A Vila Nova Conceição possui o metro quadrado mais caro de São Paulo: 13 871 reais (no Leblon, o mais valioso do Rio, é 22 mil). Athina Onassis, a amazona, e Roberto Setúbal são de lá.
Os moradores estão se organizando para impedir a construção de moradias populares. Um terreno seria demarcado como Zeis, Zona Especial de Interesse Social, algo previsto no Plano Diretor que deve ser aprovado na Câmara na semana que vem.
A área era um estacionamento e pertencia ao dono da rede Clóvis Calçados. Estava fechado há alguns anos. A mulher do diretor da associação de moradores fez um alerta: “Moradia social no coração do bairro, e a pouquíssimos quarteirões das nossas crianças”. Uma reunião foi marcada em que foi levantada a possibilidade de se entrar com uma ação judicial.
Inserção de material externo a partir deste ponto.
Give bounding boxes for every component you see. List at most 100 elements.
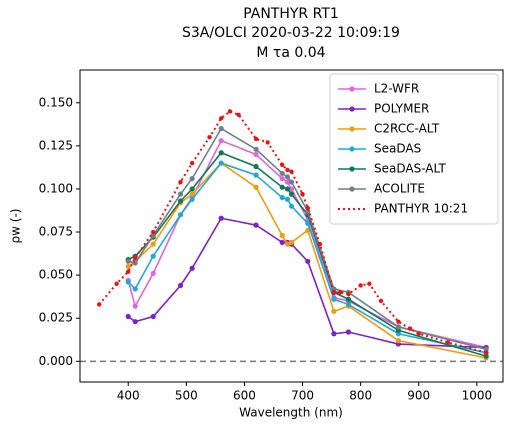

A situação lembra a de Higienópolis em 2011, quando uma psicóloga externou sua preocupação com a inauguração de uma estação de metrô ali. Atrairia “drogados, mendigos, uma gente diferenciada…”. Houve protestos — o mais notório foi um churrasco. O governo de São Paulo acabou desistindo da obra.
Entidades de bairros servem para defender os interesses do bairro. Mas os interesses do bairro não podem se sobrepor aos da cidade. Um terreno vazio e abandonado num pedaço nobre de São Paulo não pode ter mais serventia do que uma habitação para moradores de baixa renda. A não ser que o problema sejam os moradores de baixa renda.
Provavelmente a maioria dos habitantes da Vila Nova Conceição vão a Nova York e Paris e pegam, digamos, metrô, com todo tipo de gente diferenciada. De volta à terra natal, isso se torna impossível.
A riqueza de São Paulo e Rio construiu um isolamento, eventualmente disfarçado sob o termo “exclusividade”. O frequentador do Ibirapuera das quintas não é o mesmo dos domingos. Ir ao futebol já foi uma experiência mais democrática. No Morumbi, havia duas opções principais: arquibancada e numerada. A diferença de preço entre elas não era tão grande. Hoje, você pode ficar num camarote, vendo a massa cheirosa de longe.
O filósofo de Harvard Michael Sandel tem um bom ponto sobre essa tendência. “Há cada vez menos lugares onde pessoas de diferentes classes, diferentes etnias e diferentes backgronds podem se encontrar”, disse ele numa palestra em São Paulo. No estádio de beisebol a que ele ia, todos “pegavam a mesma fila para ir ao banheiro, comiam o mesmo cachorro-quente mofado e tomavam a mesma chuva”.
Nas últimas três décadas, aconteceu o que chamou de “camarotização” da vida. “Vivemos, trabalhamos, brincamos em locais diversos. Isso não é bom para a democracia. A democracia não requer igualdade perfeita, mas que pessoas de diferentes origens se encontrem, até se choquem, ao longo da vida diária, porque é dessa forma que aprendemos a negociar e a viver com nossas diferenças e é isso que faz com que nos importemos com o bem comum.”
São Paulo precisa de menos camarotes e seus reis esquisitões.